We've been treated to stubborn and suspect team selection, players who appear poorly motivated at times and tactics that leave you chewing your tongue off with frustration. Wilkshire has spent most of the season out of position, and this fetish for teaming Joe and Tommy up in the middle had left precious little room for the sort of attacking imagination you need to unlock teams, particularly at home. It's all very well if Danny's decisions get results, but so far they haven't. He's changed things around a bit, made a few of the more obvious switches and we've still not got much return. There's only so long you can suggest we were unlucky or that we deserved something out of the game, or that Danny can accuse his players of throwing away a lead with sloppy defending. The truth is that we've dropped too many points against teams we should be beating week in, week out, and we've looked far from promotion material.

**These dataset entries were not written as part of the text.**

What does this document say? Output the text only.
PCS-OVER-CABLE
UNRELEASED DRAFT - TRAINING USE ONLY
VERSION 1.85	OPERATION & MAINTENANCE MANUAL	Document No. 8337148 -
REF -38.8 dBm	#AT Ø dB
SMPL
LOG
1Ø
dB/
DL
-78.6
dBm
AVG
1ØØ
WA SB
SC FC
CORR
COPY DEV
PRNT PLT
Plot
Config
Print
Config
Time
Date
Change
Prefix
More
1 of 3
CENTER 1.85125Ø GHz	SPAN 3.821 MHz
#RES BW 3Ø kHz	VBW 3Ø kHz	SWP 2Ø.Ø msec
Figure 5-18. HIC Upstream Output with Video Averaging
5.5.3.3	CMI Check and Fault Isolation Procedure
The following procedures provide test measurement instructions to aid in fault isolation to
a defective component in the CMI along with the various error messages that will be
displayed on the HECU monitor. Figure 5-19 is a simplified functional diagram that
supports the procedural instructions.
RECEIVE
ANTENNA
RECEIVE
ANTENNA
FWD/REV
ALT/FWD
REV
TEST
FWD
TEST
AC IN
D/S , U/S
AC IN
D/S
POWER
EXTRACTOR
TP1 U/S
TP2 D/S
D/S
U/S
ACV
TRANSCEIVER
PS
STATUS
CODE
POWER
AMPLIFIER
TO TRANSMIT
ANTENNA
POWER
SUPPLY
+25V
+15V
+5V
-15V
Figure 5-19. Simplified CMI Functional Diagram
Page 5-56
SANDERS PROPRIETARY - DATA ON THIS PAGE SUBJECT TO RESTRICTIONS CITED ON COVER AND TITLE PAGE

Danny's future should depend on his results this season. Or at least it bloody well should do. After years of building and progressing, we have reached a point where promotion is the only result I am willing to accept as satisfactory and I sincerely hope Steve Lansdown feels the same way, three-year deal or no three-year deal.
I am by nature an optimist and I hate writing negative things. But sometimes you just can't ignore what is happening and fool yourself. Hovering somewhere in the top half of mid-table in this division, with the lacklustre opposition we are facing this year, is not an achievement. It is a massive underachievement. It is a bad joke. We cannot afford to waste another year languishing, and if Danny has not shown that he is capable of turning it around and inspiring the players and delivering the present we all expect once the Yuletide fixtures are done and dusted, then it is time to hand the reins over while there is still time to recover the situation.
I don't think that is unfair to Danny or that we'd be jumping the gun. We'll have given him a fair crack at the whip. But at this rate I'll have a long grey beard like Father Christmas before we make the promised land. I am not confident that he has the complete faith of his players any more, that he is able to motivate them or that he can still see the wood for the trees. There is still time for him to show me I am wrong. But it is running out. Someone needs to kick-start these players and this season.
If there is not some good cheer around The Gate by 4.45pm on January 3 after we have played Colchester United at home, then it will be time for Steve Landsown to come up with a New Year resolution of his own – and bring in someone else to play Santa.